William Lyon Mackenzie KING (1908)
"That Canada should desire to restrict immigration from the Orient is regarded as natural, that Canada should remain a white man's country is believed to be not only desirable for economic and social reasons but highly necessary on political and national grounds."
(From a 1908 Report; at the time, Mackenzie King was Deputy-Minister of Labour; he later became Prime Minister of Canada in 1921)
J. S. WOODSWORTH (1909)
"We need more of our blood to assist us to maintain in Canada our British traditions and to mould the incoming armies of foreigners into loyal British subjects".
From his Strangers Within our Gates, p. 46. Woodsworth was a Protestant clergyman. He later became leader of the Cooperative Commonwealth Federation (CCF) Party.
Arthur S. GOODEVE
"[...] but only the best people of European countries should be selected, only those who can assimilate with us to make one united, sound anglo-saxon race".
Statement made by Arthur Goodeve in the Canadian House of Commons on May 18, 1911. Goodeve was a Conservative member from Kootenay, B.C (although originally from Ontario).
The same member is also quoted as saying: "Everyone will agree that we cannot assimilate Asiatic immigration and make the Asiatics good Canadian citizens. But that is no reason why we should not trade with them [Japanese]".

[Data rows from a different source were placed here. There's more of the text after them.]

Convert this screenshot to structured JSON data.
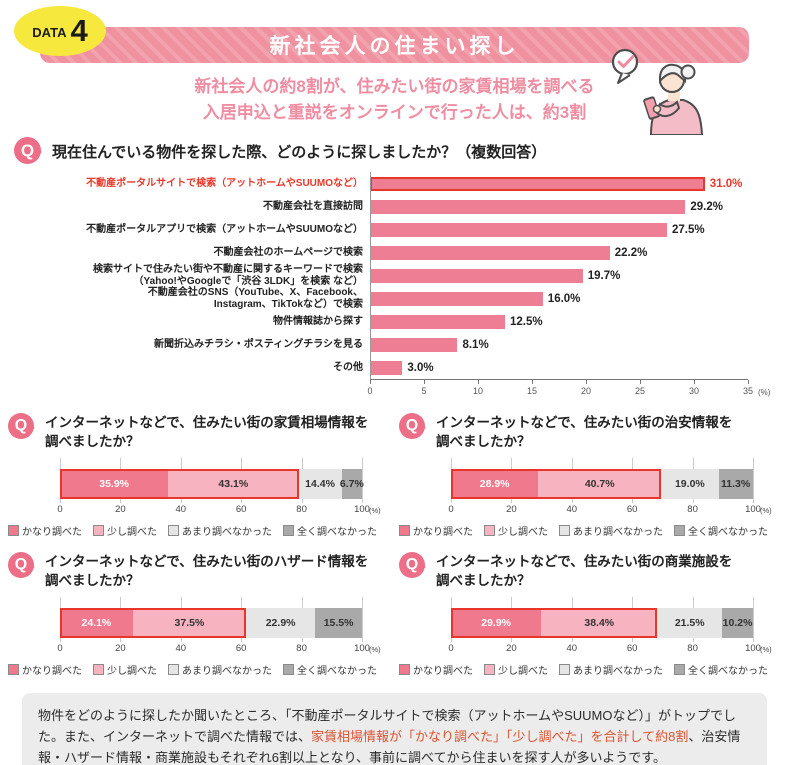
{
  "q_label": "Q",
  "header": {
    "badge_label": "DATA",
    "badge_number": "4",
    "title": "新社会人の住まい探し",
    "subtitle_line1": "新社会人の約8割が、住みたい街の家賃相場を調べる",
    "subtitle_line2": "入居申込と重説をオンラインで行った人は、約3割"
  },
  "colors": {
    "banner_pink": "#f0919f",
    "badge_yellow": "#f7e83e",
    "q_icon_pink": "#ec6e87",
    "subtitle_pink": "#ef8da2",
    "bar_pink": "#ee7e93",
    "accent_red": "#e8372a",
    "note_red": "#dd5330",
    "note_bg": "#ececec"
  },
  "legend": {
    "items": [
      {
        "label": "かなり調べた",
        "color": "#f0798e"
      },
      {
        "label": "少し調べた",
        "color": "#f7b3bf"
      },
      {
        "label": "あまり調べなかった",
        "color": "#e6e6e6"
      },
      {
        "label": "全く調べなかった",
        "color": "#a9a9a9"
      }
    ]
  },
  "chart_data": [
    {
      "type": "bar",
      "orientation": "horizontal",
      "title": "現在住んでいる物件を探した際、どのように探しましたか？（複数回答）",
      "categories": [
        "不動産ポータルサイトで検索（アットホームやSUUMOなど）",
        "不動産会社を直接訪問",
        "不動産ポータルアプリで検索（アットホームやSUUMOなど）",
        "不動産会社のホームページで検索",
        "検索サイトで住みたい街や不動産に関するキーワードで検索\n（Yahoo!やGoogleで「渋谷 3LDK」を検索 など）",
        "不動産会社のSNS（YouTube、X、Facebook、\nInstagram、TikTokなど）で検索",
        "物件情報誌から探す",
        "新聞折込みチラシ・ポスティングチラシを見る",
        "その他"
      ],
      "values": [
        31.0,
        29.2,
        27.5,
        22.2,
        19.7,
        16.0,
        12.5,
        8.1,
        3.0
      ],
      "value_labels": [
        "31.0%",
        "29.2%",
        "27.5%",
        "22.2%",
        "19.7%",
        "16.0%",
        "12.5%",
        "8.1%",
        "3.0%"
      ],
      "xlim": [
        0,
        35
      ],
      "x_ticks": [
        0,
        5,
        10,
        15,
        20,
        25,
        30,
        35
      ],
      "x_unit": "(%)",
      "highlight_index": 0
    },
    {
      "type": "bar",
      "stacked": true,
      "title": "インターネットなどで、住みたい街の家賃相場情報を\n調べましたか？",
      "categories": [
        "かなり調べた",
        "少し調べた",
        "あまり調べなかった",
        "全く調べなかった"
      ],
      "values": [
        35.9,
        43.1,
        14.4,
        6.7
      ],
      "value_labels": [
        "35.9%",
        "43.1%",
        "14.4%",
        "6.7%"
      ],
      "xlim": [
        0,
        100
      ],
      "x_ticks": [
        0,
        20,
        40,
        60,
        80,
        100
      ],
      "x_unit": "(%)",
      "highlight_span_percent": 79.0
    },
    {
      "type": "bar",
      "stacked": true,
      "title": "インターネットなどで、住みたい街の治安情報を\n調べましたか？",
      "categories": [
        "かなり調べた",
        "少し調べた",
        "あまり調べなかった",
        "全く調べなかった"
      ],
      "values": [
        28.9,
        40.7,
        19.0,
        11.3
      ],
      "value_labels": [
        "28.9%",
        "40.7%",
        "19.0%",
        "11.3%"
      ],
      "xlim": [
        0,
        100
      ],
      "x_ticks": [
        0,
        20,
        40,
        60,
        80,
        100
      ],
      "x_unit": "(%)",
      "highlight_span_percent": 69.6
    },
    {
      "type": "bar",
      "stacked": true,
      "title": "インターネットなどで、住みたい街のハザード情報を\n調べましたか？",
      "categories": [
        "かなり調べた",
        "少し調べた",
        "あまり調べなかった",
        "全く調べなかった"
      ],
      "values": [
        24.1,
        37.5,
        22.9,
        15.5
      ],
      "value_labels": [
        "24.1%",
        "37.5%",
        "22.9%",
        "15.5%"
      ],
      "xlim": [
        0,
        100
      ],
      "x_ticks": [
        0,
        20,
        40,
        60,
        80,
        100
      ],
      "x_unit": "(%)",
      "highlight_span_percent": 61.6
    },
    {
      "type": "bar",
      "stacked": true,
      "title": "インターネットなどで、住みたい街の商業施設を\n調べましたか？",
      "categories": [
        "かなり調べた",
        "少し調べた",
        "あまり調べなかった",
        "全く調べなかった"
      ],
      "values": [
        29.9,
        38.4,
        21.5,
        10.2
      ],
      "value_labels": [
        "29.9%",
        "38.4%",
        "21.5%",
        "10.2%"
      ],
      "xlim": [
        0,
        100
      ],
      "x_ticks": [
        0,
        20,
        40,
        60,
        80,
        100
      ],
      "x_unit": "(%)",
      "highlight_span_percent": 68.3
    }
  ],
  "footer": {
    "text_before": "物件をどのように探したか聞いたところ、「不動産ポータルサイトで検索（アットホームやSUUMOなど）」がトップでした。また、インターネットで調べた情報では、",
    "text_highlight": "家賃相場情報が「かなり調べた」「少し調べた」を合計して約8割",
    "text_after": "、治安情報・ハザード情報・商業施設もそれぞれ6割以上となり、事前に調べてから住まいを探す人が多いようです。"
  }
}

W. D. SCOTT (historian) in 1914
"Undesirable immigrants are those who will not assimilate with the Canadian people, or whose presence will tend to bring about a deterioration from the political, moral, social or economical point of view."

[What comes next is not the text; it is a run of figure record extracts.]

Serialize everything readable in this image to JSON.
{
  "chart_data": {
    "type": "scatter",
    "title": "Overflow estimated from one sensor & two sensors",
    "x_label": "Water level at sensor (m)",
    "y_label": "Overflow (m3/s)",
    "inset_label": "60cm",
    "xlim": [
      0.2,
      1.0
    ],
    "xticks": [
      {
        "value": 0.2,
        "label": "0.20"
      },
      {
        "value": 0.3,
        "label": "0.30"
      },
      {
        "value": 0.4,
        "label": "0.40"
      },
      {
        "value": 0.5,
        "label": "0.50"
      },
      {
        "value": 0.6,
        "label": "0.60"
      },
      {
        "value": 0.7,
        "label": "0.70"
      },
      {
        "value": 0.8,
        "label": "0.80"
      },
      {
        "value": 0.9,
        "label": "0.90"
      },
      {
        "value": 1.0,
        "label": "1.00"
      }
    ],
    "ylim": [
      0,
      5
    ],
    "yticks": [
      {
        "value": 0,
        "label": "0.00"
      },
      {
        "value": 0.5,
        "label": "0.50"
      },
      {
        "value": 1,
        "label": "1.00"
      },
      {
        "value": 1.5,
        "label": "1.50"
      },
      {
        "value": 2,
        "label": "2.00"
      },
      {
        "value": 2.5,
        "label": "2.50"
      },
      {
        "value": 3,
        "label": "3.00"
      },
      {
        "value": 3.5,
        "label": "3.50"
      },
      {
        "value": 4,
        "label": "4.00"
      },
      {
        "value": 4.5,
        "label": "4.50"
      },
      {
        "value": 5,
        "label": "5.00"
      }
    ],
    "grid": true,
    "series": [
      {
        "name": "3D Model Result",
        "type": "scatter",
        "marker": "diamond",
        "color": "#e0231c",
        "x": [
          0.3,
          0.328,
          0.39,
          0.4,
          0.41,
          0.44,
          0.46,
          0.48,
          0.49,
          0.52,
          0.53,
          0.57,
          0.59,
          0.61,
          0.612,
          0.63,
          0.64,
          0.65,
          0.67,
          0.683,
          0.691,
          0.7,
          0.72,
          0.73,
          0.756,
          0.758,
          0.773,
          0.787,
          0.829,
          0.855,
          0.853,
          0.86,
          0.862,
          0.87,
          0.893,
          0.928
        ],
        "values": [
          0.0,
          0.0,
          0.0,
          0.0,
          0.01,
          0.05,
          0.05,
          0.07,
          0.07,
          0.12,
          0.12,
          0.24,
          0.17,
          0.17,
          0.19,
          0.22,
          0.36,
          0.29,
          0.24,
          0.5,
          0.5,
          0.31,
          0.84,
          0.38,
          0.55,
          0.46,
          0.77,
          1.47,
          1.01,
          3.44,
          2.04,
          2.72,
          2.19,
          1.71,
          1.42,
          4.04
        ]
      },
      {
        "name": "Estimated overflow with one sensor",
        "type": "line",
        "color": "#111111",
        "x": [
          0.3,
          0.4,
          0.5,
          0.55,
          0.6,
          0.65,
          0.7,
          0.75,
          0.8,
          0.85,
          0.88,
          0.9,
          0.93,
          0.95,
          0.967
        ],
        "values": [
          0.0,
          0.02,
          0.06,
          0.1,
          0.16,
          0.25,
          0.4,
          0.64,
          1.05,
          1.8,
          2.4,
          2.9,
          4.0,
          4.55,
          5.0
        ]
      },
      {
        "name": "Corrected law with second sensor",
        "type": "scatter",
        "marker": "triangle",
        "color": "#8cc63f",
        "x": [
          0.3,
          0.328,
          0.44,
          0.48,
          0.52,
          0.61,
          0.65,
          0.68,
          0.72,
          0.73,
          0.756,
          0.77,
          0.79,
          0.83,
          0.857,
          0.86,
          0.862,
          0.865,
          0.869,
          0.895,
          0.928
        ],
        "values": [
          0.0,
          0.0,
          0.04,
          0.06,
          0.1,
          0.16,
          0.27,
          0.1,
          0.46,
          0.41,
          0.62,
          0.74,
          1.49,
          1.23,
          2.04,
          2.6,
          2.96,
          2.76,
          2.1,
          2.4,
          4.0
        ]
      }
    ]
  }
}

In Canada and Its Provinces, p. 568.
Clifford SIFTON on East European Immigrants (1922)
"I think a stalwart peasant in sheep-skin coat, born on the soil, whose forefathers have been farmers for ten generations, with a stout wife and a half dozen children, is good quality"

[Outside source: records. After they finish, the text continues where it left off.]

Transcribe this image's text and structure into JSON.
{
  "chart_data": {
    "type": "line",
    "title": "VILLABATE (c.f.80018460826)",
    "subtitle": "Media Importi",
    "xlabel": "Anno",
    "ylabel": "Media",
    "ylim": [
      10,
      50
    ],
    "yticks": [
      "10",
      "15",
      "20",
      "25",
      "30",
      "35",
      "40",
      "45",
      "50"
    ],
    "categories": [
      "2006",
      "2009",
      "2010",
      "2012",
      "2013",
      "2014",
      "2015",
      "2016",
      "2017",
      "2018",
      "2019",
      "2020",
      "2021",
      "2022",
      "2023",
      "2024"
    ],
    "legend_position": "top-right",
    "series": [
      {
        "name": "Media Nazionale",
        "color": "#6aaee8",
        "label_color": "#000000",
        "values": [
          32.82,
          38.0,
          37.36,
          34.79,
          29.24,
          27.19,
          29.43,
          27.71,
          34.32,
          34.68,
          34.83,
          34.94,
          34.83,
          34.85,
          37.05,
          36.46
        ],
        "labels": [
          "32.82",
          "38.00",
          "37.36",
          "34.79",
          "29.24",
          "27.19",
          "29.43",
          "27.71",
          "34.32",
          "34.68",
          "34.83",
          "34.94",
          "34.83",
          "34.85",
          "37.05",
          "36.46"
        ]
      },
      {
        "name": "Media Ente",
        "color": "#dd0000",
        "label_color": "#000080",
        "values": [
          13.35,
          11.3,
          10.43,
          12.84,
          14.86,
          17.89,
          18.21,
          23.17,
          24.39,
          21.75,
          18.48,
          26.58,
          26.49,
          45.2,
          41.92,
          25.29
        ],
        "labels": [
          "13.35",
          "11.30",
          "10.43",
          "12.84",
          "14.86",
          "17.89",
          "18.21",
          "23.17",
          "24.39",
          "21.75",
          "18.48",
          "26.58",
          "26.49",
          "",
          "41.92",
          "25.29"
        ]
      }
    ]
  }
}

from Macleans Magazine. Note that this was said long after Sifton was out of politics and responsible for immigration. According to Berton, (The Promised Land, op. cit., p. 21) Sifton had deep-seated suspicion of Roman Catholics and French Canadians. He did not employ a single Quebecer in his department.
Tom MacINNES (1927) on Chinese Immigration
MacInnes spent the period of 1916 to 1927 in China. In that country, he worked with the great Chinese nationalist, Sun Yat Sen, on the creation of a tramway network for the city of Canton. However, the communist advances drove him out of the country. He spent much of the 1930's as an anti-bolchevist and pro fascist speaker in Canada.
"It may be very right indeed to separate a man by law from his wife and family if he belongs to a race whose increase in the country would be disastrous to those already in occupation of it; especially if such intruding race be very prolific and very difficult to assimilate; and by reason of a more meagre standard of living capable of undoing the masses of those to whom such a country belongs. But aside from all that, the Chinese cannot rightly be said to be separated by any Canadian law from their wives and children in China. They are free to go back to their wives and children any time, and God speed them!"
Tom MacInnes, Oriental occupation of British Columbia, 1927, pp.12-13
Armand LAVERGNE (1931)
"If you had in your western country Canadians of French descent, of French tradition, [...] instead of the foreign element which you brought in, do you think that bolshevist speeches along the lines of Lenin in Russia would be possible in Canada?".
House of Commons Debates, March 30, 1931, p. 182. Lavergne was a Conservative member from Montmagny in Quebec.
William Lyon Mackenzie KING (1938)
"We must seek to keep this part of the Continent free from unrest and from too much intermixture of foreign strains of blood".
From King's Diary, 1938. King was Prime Minister of Canada at the time.